ソフトバンクモバイルは2014年6月5日、同社のグループ会社で人型ロボットを手掛ける仏アルデバラン(本社・パリ)と共同で世界初の感情認識パーソナルロボット「Pepper(ペッパー)」を開発したと発表した。価格は19万8000円(税別)、2015年2月から全国のソフトバンクショップや直販サイトで販売される。
Pepperは「身長」121cm、「体重」28kgの人型ロボットで、人口知能により周囲の状況を把握、自律的に判断して行動することができる。人の表情や声のトーンなどを分析して相手感情を推定する感情認識機能を搭載しており、親しい友人や家族と接するような自然なコミュニケーションが取れるという。
足部分に搭載された車輪を使って最大3km/時で移動することができる。1回の充電で12時間以上の連続稼働が可能。製造はiPhoneの生産を手掛けている台湾・鴻海精密工業(フォックスコン)が行う。
千葉県浦安市・舞浜で行われた記者発表会で孫正義社長は、プレゼンテーションの冒頭「今日は後世の人が『コンピュータがあの日変わった』と語る歴史的な転換点になる」と述べた。さらに「19万8000円という値付けPCと同程度の値段で買えることを意識したもの。この価格では当面利益が出ないが、量産により将来的には十分にビジネスになる」という見方を示した。「Pepperはまずは日本から展開するが機能がこなれてくれば、海外でも展開する」考えだという。
Pepperと会話をする孫正義社長 |
Pepperは自律動作だけでなく、AIクラウドとの連携が可能であることが大きな特徴となっており、多くのロボットの集合知によって感情を理解する精度などはさらに進化していくという。

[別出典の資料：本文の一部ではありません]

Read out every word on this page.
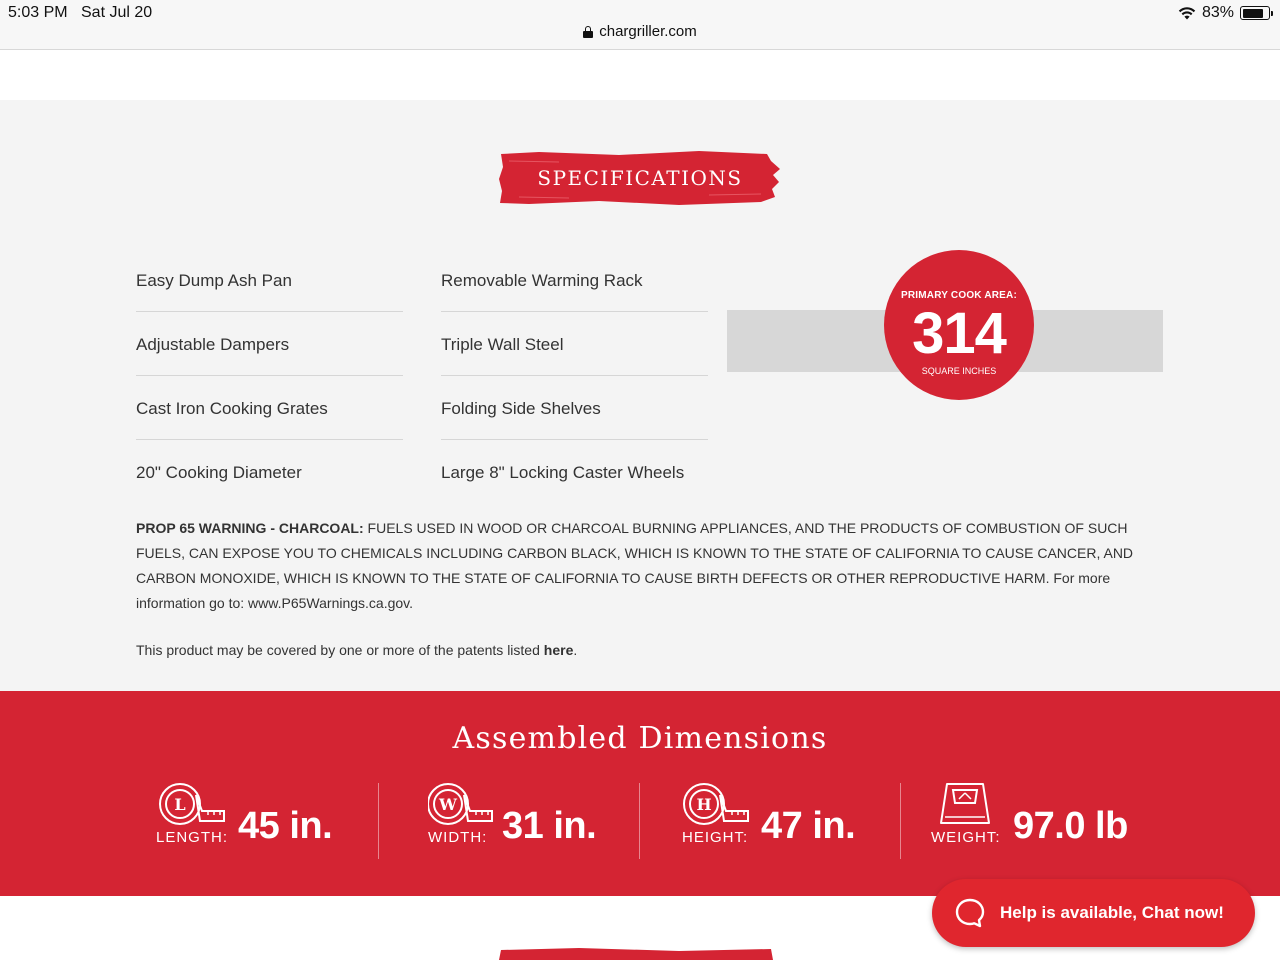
5:03 PM Sat Jul 20	83%
chargriller.com
SPECIFICATIONS
Easy Dump Ash Pan
Adjustable Dampers
Cast Iron Cooking Grates
20" Cooking Diameter
Removable Warming Rack
Triple Wall Steel
Folding Side Shelves
Large 8" Locking Caster Wheels
PRIMARY COOK AREA:
314
SQUARE INCHES

PROP 65 WARNING - CHARCOAL: FUELS USED IN WOOD OR CHARCOAL BURNING APPLIANCES, AND THE PRODUCTS OF COMBUSTION OF SUCH FUELS, CAN EXPOSE YOU TO CHEMICALS INCLUDING CARBON BLACK, WHICH IS KNOWN TO THE STATE OF CALIFORNIA TO CAUSE CANCER, AND CARBON MONOXIDE, WHICH IS KNOWN TO THE STATE OF CALIFORNIA TO CAUSE BIRTH DEFECTS OR OTHER REPRODUCTIVE HARM. For more information go to: www.P65Warnings.ca.gov.

This product may be covered by one or more of the patents listed here.

Assembled Dimensions
L
LENGTH: 45 in.
W
WIDTH: 31 in.
H
HEIGHT: 47 in.	WEIGHT: 97.0 lb
Help is available, Chat now!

Pepperとクラウドとの接続は、無線LAN経由で行われているが、孫社長は「LTE携帯電話モジュールを搭載することで、場所を問わずに利用できるようにすることも計画している」と明かした。
ソフトバンクは、2014年6月6日から表参道および銀座の2店舗を皮切りに、全国のソフトバンクショップ数百店にPepperを順次配置し、来店客がロボットとのコミュニケーションを楽しめる環境を整える。これには来年の販売に向けたプレセールスとしての狙いもありそうだ。
ペッパーでは、世界中の開発者が作ったロボット用のプログラム(ロボアプリ)をダウンロードすることで機能を拡張することも可能となっている。
ソフトウエア開発キット(SDK)の開発者への提供も計画されており、2014年9月に東京で開催されるテックフェスティバルで技術仕様や開発方法の詳細が公開される。